In the past, when the Exemption Amount was lower, estate plans were often designed to exclude assets from a taxpayer’s estate so that the assets would not be subject to estate tax. However, most assets that are included in a taxpayer’s estate receive a basis adjustment for income tax purposes at the taxpayer’s death to date of death value (resulting in a basis “step-up” if the date of death value exceeds the income tax basis). Thus, a taxpayer with assets valued at less than the Exemption Amount may benefit from an estate plan that includes all of those assets in the taxpayer’s estate at death in order to achieve a step-up in income tax basis. Doing so reduces the capital gains tax on appreciated assets that might otherwise be payable by the taxpayer’s heirs and without incurring any estate tax. For example, irrevocable trusts were often set up for children and/or grandchildren to hold assets that were not subject to estate taxes at the death of the beneficiary; therefore, the assets did not receive a step-up in basis for income tax purposes on the beneficiary’s death. It may be beneficial to review these irrevocable trusts to determine if a modification could result in income tax savings if estate taxes are no longer a concern due to the increased Exemption Amount.
In addition, prior to portability, estate plans between husband and wife were often designed under the traditional “A/B” plan to set aside assets equal to the Exemption Amount remaining on the first spouse’s death in a separate trust for the benefit of the surviving spouse and/or for the benefit of descendants (sometimes excluding a surviving spouse). Under this plan, the assets in the separate trust were not subject to estate taxes on the surviving spouse’s death and, thus, did not receive a step-up in basis for income tax purposes. With the increase in the Exemption Amount, these plans should be reviewed to evaluate if the assets should continue to be set aside in a separate trust for the surviving spouse that will not be subject to estate taxes on the surviving spouse’s death or if clients should rely on portability in order to receive a second step-up in basis on the surviving spouse’s death. In addition, if a plan sets aside assets equal to the Exemption Amount for the benefit of descendants and not for the surviving spouse, this amount may now be overfunded as to descendants due to the significant increase in the Exemption Amount, with the result of fewer assets passing to or for the benefit of the surviving spouse.
Under current law, years 2018 to 2025 provide a limited window under which married taxpayers can gift up to $22,360,000 in assets thereby removing such assets (and any appreciation) from the transfer tax system. The benefit of shielding those assets from estate, gift and generation-skipping transfer tax should be weighed against the savings in capital gains tax if those assets were instead retained in the taxpayer’s estate to achieve a step-up in income tax basis.

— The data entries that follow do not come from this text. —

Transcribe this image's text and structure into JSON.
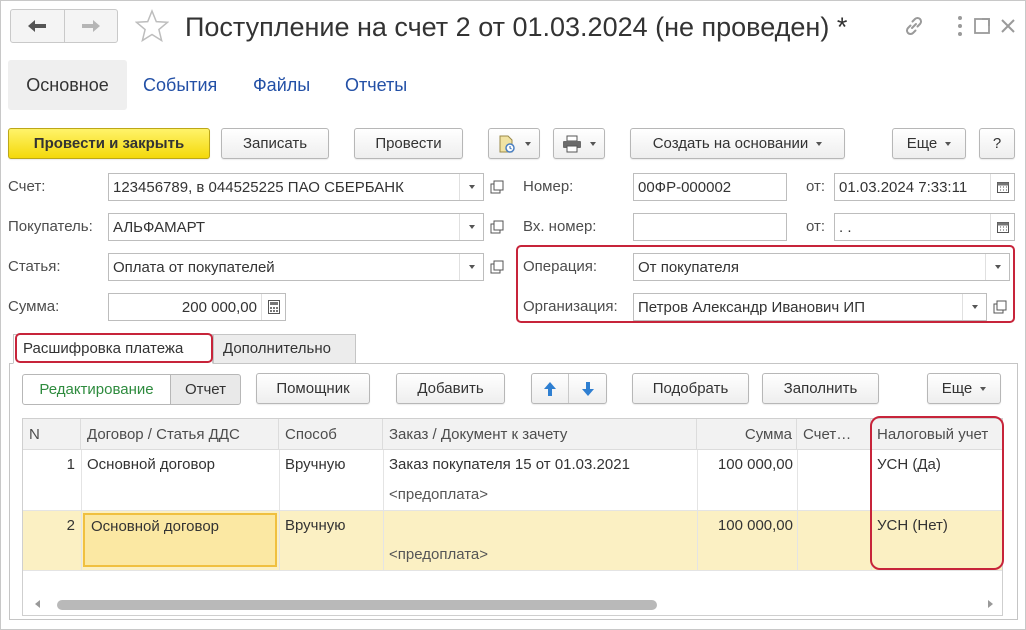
{
  "window": {
    "title": "Поступление на счет 2 от 01.03.2024 (не проведен) *",
    "icons": {
      "back": "arrow-left-icon",
      "forward": "arrow-right-icon",
      "favorite": "star-icon",
      "link": "link-icon",
      "menu": "more-vertical-icon",
      "maximize": "maximize-icon",
      "close": "close-icon"
    }
  },
  "tabs": [
    {
      "label": "Основное",
      "active": true
    },
    {
      "label": "События",
      "active": false
    },
    {
      "label": "Файлы",
      "active": false
    },
    {
      "label": "Отчеты",
      "active": false
    }
  ],
  "toolbar": {
    "post_close": "Провести и закрыть",
    "save": "Записать",
    "post": "Провести",
    "create_based": "Создать на основании",
    "more": "Еще",
    "help": "?"
  },
  "form": {
    "account_label": "Счет:",
    "account_value": "123456789, в 044525225 ПАО СБЕРБАНК",
    "buyer_label": "Покупатель:",
    "buyer_value": "АЛЬФАМАРТ",
    "item_label": "Статья:",
    "item_value": "Оплата от покупателей",
    "sum_label": "Сумма:",
    "sum_value": "200 000,00",
    "number_label": "Номер:",
    "number_value": "00ФР-000002",
    "date_label": "от:",
    "date_value": "01.03.2024  7:33:11",
    "in_number_label": "Вх. номер:",
    "in_number_value": "",
    "in_date_label": "от:",
    "in_date_value": " .  .",
    "operation_label": "Операция:",
    "operation_value": "От покупателя",
    "org_label": "Организация:",
    "org_value": "Петров Александр Иванович ИП"
  },
  "inner_tabs": [
    {
      "label": "Расшифровка платежа",
      "active": true
    },
    {
      "label": "Дополнительно",
      "active": false
    }
  ],
  "table_toolbar": {
    "edit": "Редактирование",
    "report": "Отчет",
    "assistant": "Помощник",
    "add": "Добавить",
    "pick": "Подобрать",
    "fill": "Заполнить",
    "more": "Еще"
  },
  "table": {
    "columns": [
      "N",
      "Договор / Статья ДДС",
      "Способ",
      "Заказ / Документ к зачету",
      "Сумма",
      "Счет…",
      "Налоговый учет"
    ],
    "rows": [
      {
        "n": "1",
        "contract": "Основной договор",
        "method": "Вручную",
        "order": "Заказ покупателя 15 от 01.03.2021",
        "doc": "<предоплата>",
        "sum": "100 000,00",
        "account": "",
        "tax": "УСН (Да)"
      },
      {
        "n": "2",
        "contract": "Основной договор",
        "method": "Вручную",
        "order": "",
        "doc": "<предоплата>",
        "sum": "100 000,00",
        "account": "",
        "tax": "УСН (Нет)"
      }
    ]
  },
  "colors": {
    "accent_link": "#2350a6",
    "primary_button": "#f4d90a",
    "highlight_box": "#c7243a",
    "selected_row": "#fbf0c3",
    "edit_green": "#2e8b3e"
  }
}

The increase in the Exemption Amount is relevant to all taxpayers, not just those with assets exceeding the Exemption Amount. Some taxpayers may benefit from making gifts to utilize the increased Exemption Amount before it expires. Other taxpayers may benefit from designing their estate plans to include assets in their estates in order to obtain a step-up in income tax basis. Anyone who is unsure if his or her estate plan has the necessary provisions to maximize the tax savings created by the Act should have it reviewed.